Loin des idées reçues, les expatriés ne se tournent pas uniquement vers les marchés locaux : ils choisissent aussi de diversifier leur patrimoine et continuent de voir la France comme un ancrage sécurisant pour investir.
Un pouvoir d’épargne supérieur grâce à des opportunités économiques internationales
De nombreuses destinations d’expatriation offrent des packages attractifs : salaires plus élevés, avantages fiscaux, logement pris en charge par l’employeur, primes liées à l’expatriation… Selon l'OCDE, les Français expatriés dans les grandes capitales économiques perçoivent en moyenne 20 à 50 % de rémunération supplémentaire par rapport à un poste équivalent en France.
Pour certains pays, Émirats arabes unis, Singapour, Suisse, cette différence peut devenir encore plus importante. Lorsque les dépenses courantes se stabilisent, cette marge permet d’alimenter une capacité d’épargne exceptionnelle, ouvrant la voie à un investissement immobilier ou financier réfléchi.
Une fiscalité avantageuse et des conventions fiscales protectrices
Le statut de non-résident fiscal peut représenter un avantage. Les conventions fiscales internationales permettent d’éviter la double imposition, tout en répartissant clairement les droits entre pays. Certains revenus financiers en France, comme l’assurance-vie, bénéficient d’une exonération de prélèvements sociaux, ce qui améliore le rendement net.
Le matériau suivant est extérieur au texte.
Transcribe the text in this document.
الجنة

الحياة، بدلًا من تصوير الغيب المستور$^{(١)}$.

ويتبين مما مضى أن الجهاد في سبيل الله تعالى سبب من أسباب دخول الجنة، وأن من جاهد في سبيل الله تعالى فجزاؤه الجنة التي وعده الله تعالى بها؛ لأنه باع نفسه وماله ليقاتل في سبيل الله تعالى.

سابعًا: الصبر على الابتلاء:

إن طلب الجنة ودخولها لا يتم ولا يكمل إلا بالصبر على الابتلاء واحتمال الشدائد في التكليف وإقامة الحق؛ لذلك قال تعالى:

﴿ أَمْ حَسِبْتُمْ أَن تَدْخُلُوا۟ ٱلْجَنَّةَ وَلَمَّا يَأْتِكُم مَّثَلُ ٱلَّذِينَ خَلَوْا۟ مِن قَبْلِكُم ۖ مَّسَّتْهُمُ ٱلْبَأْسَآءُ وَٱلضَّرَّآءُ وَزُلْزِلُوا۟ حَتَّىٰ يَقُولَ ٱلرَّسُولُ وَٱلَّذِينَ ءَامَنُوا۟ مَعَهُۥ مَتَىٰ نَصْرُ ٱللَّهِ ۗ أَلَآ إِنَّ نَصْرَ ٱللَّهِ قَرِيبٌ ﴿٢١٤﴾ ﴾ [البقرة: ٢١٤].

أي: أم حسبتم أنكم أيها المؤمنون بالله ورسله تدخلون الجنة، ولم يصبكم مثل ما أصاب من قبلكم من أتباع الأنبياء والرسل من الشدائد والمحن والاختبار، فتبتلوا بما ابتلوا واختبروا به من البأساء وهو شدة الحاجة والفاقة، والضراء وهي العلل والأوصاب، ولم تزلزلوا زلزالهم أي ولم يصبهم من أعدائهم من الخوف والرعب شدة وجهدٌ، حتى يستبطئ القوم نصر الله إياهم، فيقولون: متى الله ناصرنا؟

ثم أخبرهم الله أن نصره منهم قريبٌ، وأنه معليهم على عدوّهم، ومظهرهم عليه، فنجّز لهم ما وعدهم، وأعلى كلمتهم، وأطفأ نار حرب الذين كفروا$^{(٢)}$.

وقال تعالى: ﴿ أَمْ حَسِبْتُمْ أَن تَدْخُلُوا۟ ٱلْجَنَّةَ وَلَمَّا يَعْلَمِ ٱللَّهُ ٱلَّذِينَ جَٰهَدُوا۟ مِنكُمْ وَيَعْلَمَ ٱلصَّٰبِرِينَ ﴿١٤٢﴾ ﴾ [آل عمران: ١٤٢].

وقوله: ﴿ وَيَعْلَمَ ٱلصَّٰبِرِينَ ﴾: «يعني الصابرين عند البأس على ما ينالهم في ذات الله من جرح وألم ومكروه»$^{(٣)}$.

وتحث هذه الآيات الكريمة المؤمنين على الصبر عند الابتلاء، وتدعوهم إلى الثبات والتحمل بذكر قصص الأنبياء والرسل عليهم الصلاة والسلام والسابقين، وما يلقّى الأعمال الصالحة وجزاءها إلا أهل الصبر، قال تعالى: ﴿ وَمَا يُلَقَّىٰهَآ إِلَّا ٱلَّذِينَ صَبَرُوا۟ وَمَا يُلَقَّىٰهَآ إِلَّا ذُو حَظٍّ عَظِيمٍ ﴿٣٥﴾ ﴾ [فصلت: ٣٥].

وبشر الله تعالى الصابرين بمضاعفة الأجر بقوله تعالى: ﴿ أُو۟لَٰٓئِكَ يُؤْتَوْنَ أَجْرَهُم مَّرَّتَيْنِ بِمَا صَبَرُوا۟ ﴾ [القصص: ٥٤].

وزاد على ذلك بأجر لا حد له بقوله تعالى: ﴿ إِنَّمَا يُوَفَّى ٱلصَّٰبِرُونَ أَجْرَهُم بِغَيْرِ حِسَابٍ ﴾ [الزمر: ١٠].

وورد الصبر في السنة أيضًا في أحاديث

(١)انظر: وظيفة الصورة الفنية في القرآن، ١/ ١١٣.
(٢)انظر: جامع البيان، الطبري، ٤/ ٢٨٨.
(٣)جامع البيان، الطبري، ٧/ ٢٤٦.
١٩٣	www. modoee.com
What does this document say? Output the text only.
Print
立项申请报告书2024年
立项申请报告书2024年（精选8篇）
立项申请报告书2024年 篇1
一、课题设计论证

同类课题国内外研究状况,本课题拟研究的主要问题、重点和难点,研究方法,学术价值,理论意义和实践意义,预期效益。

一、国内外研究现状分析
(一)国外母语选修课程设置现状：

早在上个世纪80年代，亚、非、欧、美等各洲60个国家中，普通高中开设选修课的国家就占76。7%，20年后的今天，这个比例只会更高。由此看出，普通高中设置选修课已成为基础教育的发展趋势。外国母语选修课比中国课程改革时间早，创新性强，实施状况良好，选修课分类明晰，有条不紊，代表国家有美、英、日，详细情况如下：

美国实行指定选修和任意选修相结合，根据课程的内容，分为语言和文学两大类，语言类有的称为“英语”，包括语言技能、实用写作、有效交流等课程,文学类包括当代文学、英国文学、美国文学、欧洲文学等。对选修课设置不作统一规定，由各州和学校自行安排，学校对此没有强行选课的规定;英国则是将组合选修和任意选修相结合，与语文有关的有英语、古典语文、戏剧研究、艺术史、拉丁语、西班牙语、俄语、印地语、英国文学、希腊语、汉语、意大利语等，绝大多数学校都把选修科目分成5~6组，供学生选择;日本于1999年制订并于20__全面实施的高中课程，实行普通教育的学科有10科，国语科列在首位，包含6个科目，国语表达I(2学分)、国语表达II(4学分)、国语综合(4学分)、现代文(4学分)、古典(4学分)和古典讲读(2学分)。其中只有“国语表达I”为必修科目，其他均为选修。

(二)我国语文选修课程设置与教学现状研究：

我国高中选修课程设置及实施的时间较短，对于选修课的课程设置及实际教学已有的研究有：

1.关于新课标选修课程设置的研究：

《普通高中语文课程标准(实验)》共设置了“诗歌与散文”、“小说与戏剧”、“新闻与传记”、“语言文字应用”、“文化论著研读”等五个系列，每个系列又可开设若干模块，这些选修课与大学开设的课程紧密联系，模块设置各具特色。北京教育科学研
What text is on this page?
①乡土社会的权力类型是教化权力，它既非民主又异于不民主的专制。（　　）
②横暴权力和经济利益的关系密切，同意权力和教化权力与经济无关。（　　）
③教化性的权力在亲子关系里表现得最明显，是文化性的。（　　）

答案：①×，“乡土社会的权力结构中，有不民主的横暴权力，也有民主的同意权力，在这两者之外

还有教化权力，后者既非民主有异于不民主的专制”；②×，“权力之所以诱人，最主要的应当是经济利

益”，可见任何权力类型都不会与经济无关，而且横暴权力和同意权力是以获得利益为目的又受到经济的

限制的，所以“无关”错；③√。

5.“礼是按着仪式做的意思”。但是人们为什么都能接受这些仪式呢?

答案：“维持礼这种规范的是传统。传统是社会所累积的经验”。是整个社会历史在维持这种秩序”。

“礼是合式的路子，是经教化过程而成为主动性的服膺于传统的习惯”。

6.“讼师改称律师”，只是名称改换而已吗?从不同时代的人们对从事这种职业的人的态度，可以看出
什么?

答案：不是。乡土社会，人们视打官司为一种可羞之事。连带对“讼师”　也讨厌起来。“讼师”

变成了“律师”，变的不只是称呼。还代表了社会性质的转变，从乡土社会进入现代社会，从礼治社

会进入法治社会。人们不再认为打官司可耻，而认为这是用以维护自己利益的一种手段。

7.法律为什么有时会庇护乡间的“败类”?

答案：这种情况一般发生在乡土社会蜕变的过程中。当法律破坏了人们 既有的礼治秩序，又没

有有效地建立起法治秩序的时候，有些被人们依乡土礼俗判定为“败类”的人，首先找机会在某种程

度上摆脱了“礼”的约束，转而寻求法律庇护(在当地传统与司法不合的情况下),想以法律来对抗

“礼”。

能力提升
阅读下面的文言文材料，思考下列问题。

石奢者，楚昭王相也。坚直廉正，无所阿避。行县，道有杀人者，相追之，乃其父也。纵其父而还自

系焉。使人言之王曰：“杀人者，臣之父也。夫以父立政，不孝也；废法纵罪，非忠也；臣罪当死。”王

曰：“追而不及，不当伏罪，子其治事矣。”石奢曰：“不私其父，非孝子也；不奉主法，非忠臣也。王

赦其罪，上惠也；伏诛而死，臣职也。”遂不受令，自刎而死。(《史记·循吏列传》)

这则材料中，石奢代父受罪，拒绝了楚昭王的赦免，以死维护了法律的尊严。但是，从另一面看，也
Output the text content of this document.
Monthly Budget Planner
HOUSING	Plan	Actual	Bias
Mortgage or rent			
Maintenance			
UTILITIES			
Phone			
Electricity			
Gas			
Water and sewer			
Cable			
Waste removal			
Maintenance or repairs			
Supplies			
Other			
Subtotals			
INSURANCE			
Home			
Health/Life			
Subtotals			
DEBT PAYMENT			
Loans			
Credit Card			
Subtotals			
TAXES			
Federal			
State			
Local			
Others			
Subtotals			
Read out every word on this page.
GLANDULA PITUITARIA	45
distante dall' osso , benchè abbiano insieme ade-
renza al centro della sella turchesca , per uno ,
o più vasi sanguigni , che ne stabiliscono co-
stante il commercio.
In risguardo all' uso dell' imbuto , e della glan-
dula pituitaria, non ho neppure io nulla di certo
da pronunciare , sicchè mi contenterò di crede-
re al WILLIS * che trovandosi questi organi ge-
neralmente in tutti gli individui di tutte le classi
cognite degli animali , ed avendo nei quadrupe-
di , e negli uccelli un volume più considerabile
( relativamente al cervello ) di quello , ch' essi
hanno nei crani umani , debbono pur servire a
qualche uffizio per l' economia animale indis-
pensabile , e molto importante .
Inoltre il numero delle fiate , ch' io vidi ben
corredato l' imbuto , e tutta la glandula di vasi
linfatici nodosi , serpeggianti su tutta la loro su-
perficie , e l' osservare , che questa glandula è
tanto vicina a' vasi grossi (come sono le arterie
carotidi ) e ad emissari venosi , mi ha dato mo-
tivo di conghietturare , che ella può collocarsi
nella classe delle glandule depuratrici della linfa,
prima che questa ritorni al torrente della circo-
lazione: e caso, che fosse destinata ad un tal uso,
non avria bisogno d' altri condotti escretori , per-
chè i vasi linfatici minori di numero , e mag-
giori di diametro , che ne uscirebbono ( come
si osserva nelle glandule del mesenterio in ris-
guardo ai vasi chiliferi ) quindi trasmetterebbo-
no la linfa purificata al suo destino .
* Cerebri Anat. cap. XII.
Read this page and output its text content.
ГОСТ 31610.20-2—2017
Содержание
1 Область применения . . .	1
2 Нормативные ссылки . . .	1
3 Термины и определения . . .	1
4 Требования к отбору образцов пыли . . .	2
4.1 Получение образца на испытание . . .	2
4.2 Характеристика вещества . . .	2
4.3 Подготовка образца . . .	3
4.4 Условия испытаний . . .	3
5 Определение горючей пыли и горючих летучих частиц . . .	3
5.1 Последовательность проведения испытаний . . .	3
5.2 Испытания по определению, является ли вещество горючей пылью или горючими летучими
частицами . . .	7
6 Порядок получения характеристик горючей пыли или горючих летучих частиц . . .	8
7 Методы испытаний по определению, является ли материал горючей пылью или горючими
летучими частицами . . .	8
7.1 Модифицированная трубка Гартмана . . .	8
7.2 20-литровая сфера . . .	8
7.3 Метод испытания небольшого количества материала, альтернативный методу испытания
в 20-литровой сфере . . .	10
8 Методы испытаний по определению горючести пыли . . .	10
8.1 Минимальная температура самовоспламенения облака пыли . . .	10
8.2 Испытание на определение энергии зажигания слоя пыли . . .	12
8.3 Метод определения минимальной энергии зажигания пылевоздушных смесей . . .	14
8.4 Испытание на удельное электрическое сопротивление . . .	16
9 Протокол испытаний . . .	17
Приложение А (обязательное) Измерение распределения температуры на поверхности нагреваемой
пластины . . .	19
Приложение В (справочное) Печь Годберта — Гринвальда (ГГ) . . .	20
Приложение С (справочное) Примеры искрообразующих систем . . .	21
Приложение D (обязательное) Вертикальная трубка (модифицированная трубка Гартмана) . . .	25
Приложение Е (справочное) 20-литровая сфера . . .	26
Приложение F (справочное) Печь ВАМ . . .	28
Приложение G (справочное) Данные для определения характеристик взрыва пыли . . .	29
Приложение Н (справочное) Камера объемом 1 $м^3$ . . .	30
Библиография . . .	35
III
Pour les revenus locatifs en France, le régime de la location meublée (LMNP au réel) reste l’un des plus puissants, permettant une déduction des charges et un amortissement du bien. Résultat : de nombreux expatriés parviennent à réduire fortement, voire neutraliser leur imposition sur plusieurs années.
Un besoin de sécurité patrimoniale malgré la mobilité internationale
L'expatriation s’accompagne souvent d’une vision internationale du risque. Si les expatriés saisissent les opportunités économiques locales, ils n'en restent pas moins attachés à la stabilité juridique française, à la sécurité du système bancaire et à la solidité du marché immobilier national.
Pour beaucoup, diversifier à l’international tout en consolidant un patrimoine en France représente un équilibre idéal : préserver un ancrage, préparer un éventuel retour, transmettre un actif immobilier tangible et générer des revenus complémentaires.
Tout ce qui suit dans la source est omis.